Be a little bit more comprehensive in their speech. And it was just it's. I love that because you're so right. Like the first thing we do when we get angry is we get in that fight or flight. We start breathing into our chest using our, or using our scalings, things like that and using very short breaths.

And if we can control that a little bit better than our decision making process becomes a lot easier. Yeah, absolutely. You see me? I just picked up my copy of The Dover Sutras. You said something to me, I go, you're talking to your audience. You're like, if I'm wrong here, like correctly, I fear I got Diana neurona wrong.

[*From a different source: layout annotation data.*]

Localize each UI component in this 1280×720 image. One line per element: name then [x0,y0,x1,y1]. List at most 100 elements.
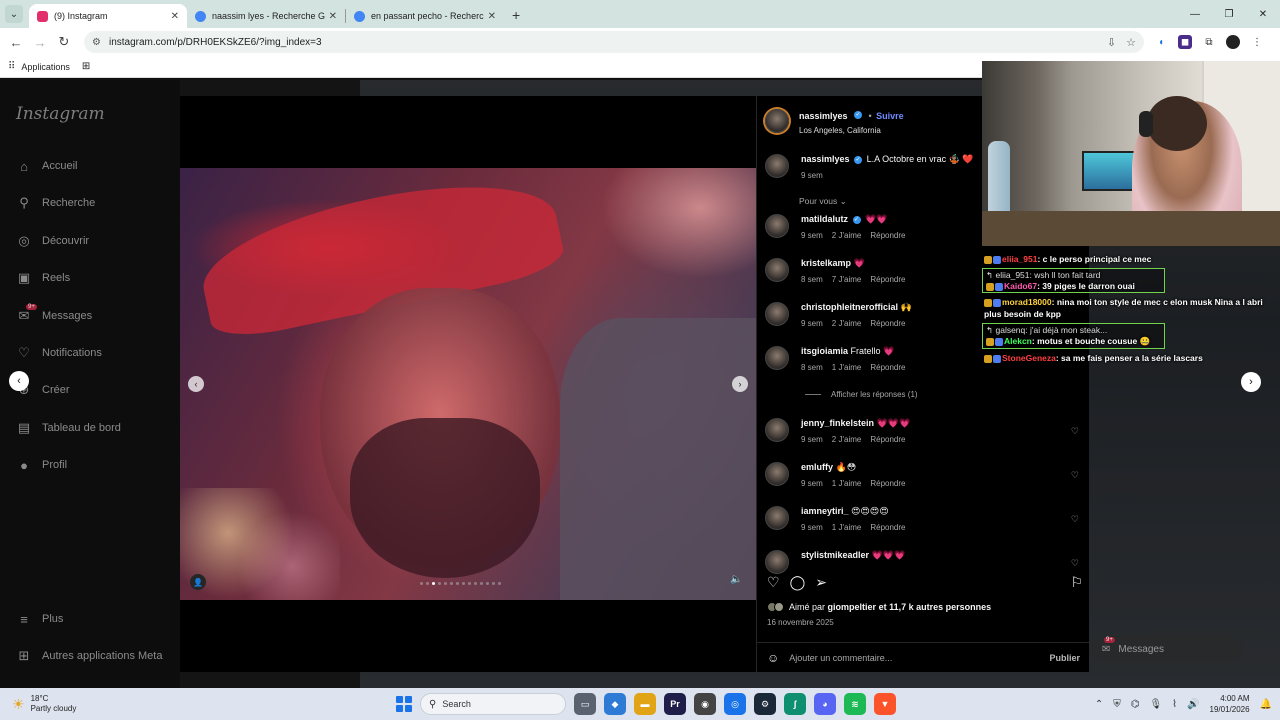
task-view-icon[interactable]: ▭ [574,693,596,715]
pour-vous-filter[interactable]: Pour vous ⌄ [799,196,847,207]
comment-username[interactable]: matildalutz [801,214,848,224]
notifications-bell-icon[interactable]: 🔔 [1260,699,1272,710]
post-location[interactable]: Los Angeles, California [799,126,904,135]
back-icon[interactable]: ← [4,35,28,50]
avatar[interactable] [765,346,789,370]
tab-instagram[interactable]: (9) Instagram ✕ [29,4,187,28]
vpn-icon[interactable]: ⛨ [1113,699,1121,710]
discord-icon[interactable]: ◕ [814,693,836,715]
liked-by-user[interactable]: giompeltier [828,602,877,612]
premiere-icon[interactable]: Pr [664,693,686,715]
sidebar-item-plus[interactable]: ≡ Plus [16,611,63,627]
close-tab-icon[interactable]: ✕ [488,11,496,22]
reply-button[interactable]: Répondre [870,363,905,372]
sidebar-item-notifications[interactable]: ♡ Notifications [16,345,102,361]
reply-button[interactable]: Répondre [870,275,905,284]
extension-purple-icon[interactable]: ◼ [1178,35,1192,49]
emoji-icon[interactable]: ☺ [767,651,779,665]
brave-icon[interactable]: ▼ [874,693,896,715]
comment-username[interactable]: itsgioiamia [801,346,848,356]
save-bookmark-icon[interactable]: ⚐ [1070,574,1083,591]
avatar[interactable] [765,506,789,530]
reply-button[interactable]: Répondre [870,231,905,240]
app-icon[interactable]: ʃ [784,693,806,715]
sidebar-item-messages[interactable]: ✉ 9+ Messages [16,304,92,324]
carousel-next-button[interactable]: › [732,376,748,392]
sidebar-item-tableau-de-bord[interactable]: ▤ Tableau de bord [16,420,121,436]
comment-like-heart-icon[interactable]: ♡ [1071,426,1079,437]
reply-button[interactable]: Répondre [870,523,905,532]
avatar[interactable] [765,418,789,442]
avatar[interactable] [765,302,789,326]
tab-google-search-2[interactable]: en passant pecho - Recherche ✕ [346,4,504,28]
sidebar-item-accueil[interactable]: ⌂ Accueil [16,158,77,174]
spotify-icon[interactable]: ≋ [844,693,866,715]
messages-dock[interactable]: ✉ 9+ Messages [1092,636,1244,662]
comment-likes[interactable]: 7 J'aime [832,275,862,284]
show-replies-button[interactable]: Afficher les réponses (1) [805,390,918,399]
comment-likes[interactable]: 1 J'aime [832,363,862,372]
apps-grid-icon[interactable]: ⠿ [8,61,15,72]
wifi-icon[interactable]: ⌇ [1172,699,1177,710]
comment-likes[interactable]: 2 J'aime [832,231,862,240]
weather-widget[interactable]: ☀ 18°C Partly cloudy [12,694,312,714]
system-clock[interactable]: 4:00 AM 19/01/2026 [1210,693,1250,715]
share-send-icon[interactable]: ➢ [815,574,827,591]
comment-likes[interactable]: 1 J'aime [832,479,862,488]
restore-icon[interactable]: ❐ [1212,9,1246,20]
comment-likes[interactable]: 2 J'aime [832,319,862,328]
comment-like-heart-icon[interactable]: ♡ [1071,470,1079,481]
widgets-icon[interactable]: ◆ [604,693,626,715]
comment-username[interactable]: jenny_finkelstein [801,418,874,428]
comment-bubble-icon[interactable]: ◯ [790,574,806,591]
post-date[interactable]: 16 novembre 2025 [767,618,834,627]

Oh my God. I want to correct it before I get off the podcast. Yes. I would not know the difference. You sound like you sounded great to me while I studied all the time. For sure for sure. I get that man. Polar dude. 

So I don't want to keep you too long. I know you've been in that chair all day, so I want to give you some, let you enjoy your evening a little bit, but if anybody wanted to find out more about like, so, I mean, you're, you're on the board of a lot of cool things.

What was the board that you said you were a part of? Would that does the the, has like the foundation or the FA or the fundraisers or the yeah. 

Trinity Foundation, T R I N. Okay. Trinity is three and Sanscript. And it's it was started by my yoga teacher. One of my yoga teachers, Taylor Himes.

He has a podcast as well when he talks to people in recovery and, and other yogis. And again, we, what we do is we raise money so that we can provide yoga classes to people starting recovery. Yeah. So it's supplements a recovery program or alcoholics anonymous or something. 

Love it. Love it. So then if somebody wanted to reach out to you say you know, if they wanted to use yoga to kind of help them with their recovery process, or if they just wanted to find a bad-ass dude who, who is super knowledgeable on the topic of yoga, what would be a great way if you want to, it would be a great way for somebody to be able to reach out to you.

Yeah, absolutely. Or if you if I can help you in any way. And no matter what the topic LinkedIn, right? Butler Raines on LinkedIn you can find me on Instagram. Just, my name is my handle. And so I, I encourage anyone, especially, especially if you're struggling. What's some type of addiction or kind of, we call sober curious you know, if that's something that interests you and you can't figure out how to solve for it I'm usually keen to speak with people and I'm always keen to speak with people and, and kind of help them see that as possible.

And that, you know, it's not I just know one, it might. You know, anybody wants to drink whatever you want to do. That's cool. But if some people get to a point in your life where they want to change that, and they felt like kind of the world tells them they can't. And what I like to do is kind of put a message out there that it is real possible.

It's really possible. Thanks for giving me the space to say that. Yeah, dude, absolutely. Butler. I mean, you're doing great things for the community of Atlanta, really. And I'm happy to get you on the podcast. Love being able to give you a platform to be able to, to speak on that and enjoy the rest of your evening.

My man, thanks for having me super fun.